Google Books, the massive online electronic library initiative, now spanning over 5.2 million books, created the Ngram Viewer (books.google.com/ngrams) which can analyze the usage of words and phrases from the past 6 centuries and show relationships in lexicographical evolution from every published work. This engine allows users to understand when words first emerged and when they became obsolete – and more interestingly, what new words were derived from those in the past and what significant events accompanied the transition.

Wal-Mart created an intelligent inventory and supply-chain management system that analyzes demand patterns and sales trends by geographic region and other demographic slices, allowing more efficient distribution and unit spread of its available stock, reducing the frequency of out-of-stock and over-stock conditions throughout its network of retail stores and websites.

The DBA Evolution

Database Administrators (DBAs) have often been the solution stopping-point for most functional new demands within enterprises because they, by responsibility of their own job function, end up understanding where data resides and who are the producers and consumers of that data.  When storage administrators want to know why disk space is being rapidly consumed, the DBAs track down which process is creating it and determine whether the volume is within normal ranges or deviant.
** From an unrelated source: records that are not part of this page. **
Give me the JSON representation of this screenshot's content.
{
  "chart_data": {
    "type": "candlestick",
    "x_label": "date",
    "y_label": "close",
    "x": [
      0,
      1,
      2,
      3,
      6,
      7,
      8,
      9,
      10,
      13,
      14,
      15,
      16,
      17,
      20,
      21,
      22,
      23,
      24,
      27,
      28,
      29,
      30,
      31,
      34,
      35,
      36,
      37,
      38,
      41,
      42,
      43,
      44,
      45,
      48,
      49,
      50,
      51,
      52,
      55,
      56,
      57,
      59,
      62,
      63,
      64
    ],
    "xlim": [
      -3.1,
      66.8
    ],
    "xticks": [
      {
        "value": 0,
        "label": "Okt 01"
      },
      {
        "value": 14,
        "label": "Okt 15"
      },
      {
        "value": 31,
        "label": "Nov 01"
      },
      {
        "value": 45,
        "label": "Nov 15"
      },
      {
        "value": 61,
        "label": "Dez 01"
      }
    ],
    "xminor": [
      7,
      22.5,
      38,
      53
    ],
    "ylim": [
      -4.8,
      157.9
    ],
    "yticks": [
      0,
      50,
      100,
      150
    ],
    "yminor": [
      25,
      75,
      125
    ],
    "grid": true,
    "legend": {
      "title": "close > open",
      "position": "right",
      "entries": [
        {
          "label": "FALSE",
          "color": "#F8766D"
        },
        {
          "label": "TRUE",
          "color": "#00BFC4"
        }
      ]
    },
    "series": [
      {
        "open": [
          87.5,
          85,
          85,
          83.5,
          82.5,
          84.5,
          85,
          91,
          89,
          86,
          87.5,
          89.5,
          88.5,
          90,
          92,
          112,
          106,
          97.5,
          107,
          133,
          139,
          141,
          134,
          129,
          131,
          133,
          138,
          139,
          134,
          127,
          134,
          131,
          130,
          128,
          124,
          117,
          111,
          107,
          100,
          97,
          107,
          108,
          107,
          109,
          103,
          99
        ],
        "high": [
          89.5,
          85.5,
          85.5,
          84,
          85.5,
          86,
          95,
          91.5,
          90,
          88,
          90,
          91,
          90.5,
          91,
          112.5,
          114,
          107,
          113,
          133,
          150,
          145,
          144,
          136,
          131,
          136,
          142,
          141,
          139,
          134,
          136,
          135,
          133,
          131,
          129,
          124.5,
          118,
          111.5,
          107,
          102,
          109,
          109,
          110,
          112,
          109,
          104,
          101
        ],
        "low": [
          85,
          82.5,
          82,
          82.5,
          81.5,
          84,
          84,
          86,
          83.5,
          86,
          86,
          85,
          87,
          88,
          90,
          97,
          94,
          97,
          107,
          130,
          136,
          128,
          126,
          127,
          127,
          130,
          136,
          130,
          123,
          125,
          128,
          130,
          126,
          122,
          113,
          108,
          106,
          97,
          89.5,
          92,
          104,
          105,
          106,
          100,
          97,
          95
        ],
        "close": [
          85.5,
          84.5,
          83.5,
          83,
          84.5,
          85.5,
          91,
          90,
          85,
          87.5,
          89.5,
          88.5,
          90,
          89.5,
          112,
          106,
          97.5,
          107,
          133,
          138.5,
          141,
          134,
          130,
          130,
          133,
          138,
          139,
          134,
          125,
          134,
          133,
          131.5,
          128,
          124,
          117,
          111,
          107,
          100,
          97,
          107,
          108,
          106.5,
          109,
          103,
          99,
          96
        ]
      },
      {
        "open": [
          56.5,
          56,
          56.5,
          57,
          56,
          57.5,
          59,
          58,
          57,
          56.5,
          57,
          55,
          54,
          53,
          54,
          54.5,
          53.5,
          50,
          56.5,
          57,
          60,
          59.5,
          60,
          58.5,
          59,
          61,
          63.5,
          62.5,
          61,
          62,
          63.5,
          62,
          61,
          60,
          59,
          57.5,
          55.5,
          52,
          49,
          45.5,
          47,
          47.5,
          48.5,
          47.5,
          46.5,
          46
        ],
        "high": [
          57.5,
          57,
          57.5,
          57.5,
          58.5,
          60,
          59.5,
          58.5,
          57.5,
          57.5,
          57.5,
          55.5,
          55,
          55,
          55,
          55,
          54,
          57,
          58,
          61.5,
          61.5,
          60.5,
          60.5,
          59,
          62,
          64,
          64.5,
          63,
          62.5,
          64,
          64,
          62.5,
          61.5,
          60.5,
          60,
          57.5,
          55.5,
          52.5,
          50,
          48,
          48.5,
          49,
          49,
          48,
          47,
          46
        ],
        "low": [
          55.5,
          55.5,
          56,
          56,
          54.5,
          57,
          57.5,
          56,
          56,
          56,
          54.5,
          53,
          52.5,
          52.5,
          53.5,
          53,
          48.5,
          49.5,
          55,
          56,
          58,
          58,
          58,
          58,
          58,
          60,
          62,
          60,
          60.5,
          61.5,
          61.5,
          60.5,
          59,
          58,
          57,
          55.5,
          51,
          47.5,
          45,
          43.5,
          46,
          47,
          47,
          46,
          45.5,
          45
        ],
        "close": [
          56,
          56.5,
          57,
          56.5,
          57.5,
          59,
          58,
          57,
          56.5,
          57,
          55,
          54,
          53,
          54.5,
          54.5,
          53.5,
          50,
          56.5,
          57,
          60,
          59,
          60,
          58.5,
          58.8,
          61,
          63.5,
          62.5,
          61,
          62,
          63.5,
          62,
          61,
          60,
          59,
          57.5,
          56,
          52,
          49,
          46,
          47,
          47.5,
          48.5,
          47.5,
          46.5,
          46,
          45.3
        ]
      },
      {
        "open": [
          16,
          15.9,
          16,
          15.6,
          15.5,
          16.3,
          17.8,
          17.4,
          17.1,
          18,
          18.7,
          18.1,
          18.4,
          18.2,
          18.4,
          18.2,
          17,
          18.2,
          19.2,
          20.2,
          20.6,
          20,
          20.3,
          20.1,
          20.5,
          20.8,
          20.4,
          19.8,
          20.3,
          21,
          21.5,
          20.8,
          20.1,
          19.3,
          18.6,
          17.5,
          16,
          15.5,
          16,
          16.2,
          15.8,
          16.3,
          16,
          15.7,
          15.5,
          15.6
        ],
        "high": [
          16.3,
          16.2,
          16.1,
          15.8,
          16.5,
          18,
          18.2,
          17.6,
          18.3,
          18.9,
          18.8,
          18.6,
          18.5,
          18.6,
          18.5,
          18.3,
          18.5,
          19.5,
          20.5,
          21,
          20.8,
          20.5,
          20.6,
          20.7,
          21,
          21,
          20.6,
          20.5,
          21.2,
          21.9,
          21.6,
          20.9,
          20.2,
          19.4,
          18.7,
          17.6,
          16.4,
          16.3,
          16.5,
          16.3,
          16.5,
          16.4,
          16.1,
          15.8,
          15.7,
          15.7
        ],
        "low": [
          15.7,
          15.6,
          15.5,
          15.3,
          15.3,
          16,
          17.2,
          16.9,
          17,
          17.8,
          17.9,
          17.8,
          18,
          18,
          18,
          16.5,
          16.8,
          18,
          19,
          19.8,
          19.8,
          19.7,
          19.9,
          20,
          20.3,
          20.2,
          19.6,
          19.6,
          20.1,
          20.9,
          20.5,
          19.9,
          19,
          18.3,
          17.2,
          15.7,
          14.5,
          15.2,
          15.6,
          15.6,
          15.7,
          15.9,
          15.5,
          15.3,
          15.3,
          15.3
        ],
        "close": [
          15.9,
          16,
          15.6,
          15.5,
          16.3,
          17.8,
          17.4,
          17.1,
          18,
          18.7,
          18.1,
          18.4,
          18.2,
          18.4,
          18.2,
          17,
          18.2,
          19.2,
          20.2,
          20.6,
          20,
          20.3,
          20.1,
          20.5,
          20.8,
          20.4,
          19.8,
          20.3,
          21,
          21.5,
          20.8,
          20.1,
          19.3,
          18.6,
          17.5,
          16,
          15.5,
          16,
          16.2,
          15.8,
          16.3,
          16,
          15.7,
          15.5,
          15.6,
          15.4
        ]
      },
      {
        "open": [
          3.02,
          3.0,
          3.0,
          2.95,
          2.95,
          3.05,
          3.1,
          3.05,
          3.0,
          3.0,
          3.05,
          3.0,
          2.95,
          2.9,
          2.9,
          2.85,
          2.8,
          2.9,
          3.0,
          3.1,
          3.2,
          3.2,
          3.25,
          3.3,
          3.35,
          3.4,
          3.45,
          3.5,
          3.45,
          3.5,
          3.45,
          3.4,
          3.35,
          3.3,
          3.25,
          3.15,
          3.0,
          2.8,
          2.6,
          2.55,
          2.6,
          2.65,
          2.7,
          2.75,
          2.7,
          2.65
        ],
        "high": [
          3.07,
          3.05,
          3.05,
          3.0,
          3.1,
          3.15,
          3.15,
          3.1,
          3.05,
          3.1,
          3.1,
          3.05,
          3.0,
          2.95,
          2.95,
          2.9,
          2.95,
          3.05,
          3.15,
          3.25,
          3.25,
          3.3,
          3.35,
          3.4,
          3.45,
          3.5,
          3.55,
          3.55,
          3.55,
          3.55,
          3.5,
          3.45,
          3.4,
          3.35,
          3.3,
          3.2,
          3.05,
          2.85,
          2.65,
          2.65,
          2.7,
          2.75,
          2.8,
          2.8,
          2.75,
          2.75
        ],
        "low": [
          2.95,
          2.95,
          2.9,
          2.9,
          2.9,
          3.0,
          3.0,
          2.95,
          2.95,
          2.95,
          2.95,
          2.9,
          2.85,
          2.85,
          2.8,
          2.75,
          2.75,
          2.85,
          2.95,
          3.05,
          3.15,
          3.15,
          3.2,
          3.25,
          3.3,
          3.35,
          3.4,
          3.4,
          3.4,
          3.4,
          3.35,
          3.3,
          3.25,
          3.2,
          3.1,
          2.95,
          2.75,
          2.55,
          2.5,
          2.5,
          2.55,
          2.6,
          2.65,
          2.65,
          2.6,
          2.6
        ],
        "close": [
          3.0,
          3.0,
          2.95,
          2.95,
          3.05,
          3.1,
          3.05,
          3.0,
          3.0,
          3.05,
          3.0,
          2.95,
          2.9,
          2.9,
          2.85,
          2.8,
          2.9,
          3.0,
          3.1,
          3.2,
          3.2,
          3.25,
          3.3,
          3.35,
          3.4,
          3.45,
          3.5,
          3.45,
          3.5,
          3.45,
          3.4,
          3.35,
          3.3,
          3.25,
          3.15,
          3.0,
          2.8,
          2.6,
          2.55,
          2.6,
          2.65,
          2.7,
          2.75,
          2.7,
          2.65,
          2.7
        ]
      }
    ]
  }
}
When architects are designing data flows and infrastructure requirements, the DBAs are at the front-line of figuring out what instances are connected, and what their future growth projections might be. Taking that knowledge and understanding one step further and leveraging experience in data structure design, keeping up with the latest database technologies, and understanding holistic tuning practices becomes the natural progression into the Data Scientist role. After all, as often as data scientists have often been labeled with possessing “magical powers” by divining solutions from massive data sets, so too, have DBAs been dubbed as having a “magic” touch when it comes to recovering dead databases, tuning the impossible, and increasing throughput by tweaking mystical parameter changes and often using upside-down logic. The DBAs design, build and manage the buildings that our data lives in and it makes sense they might have a good idea of how a million of those buildings have transformed into a city or two.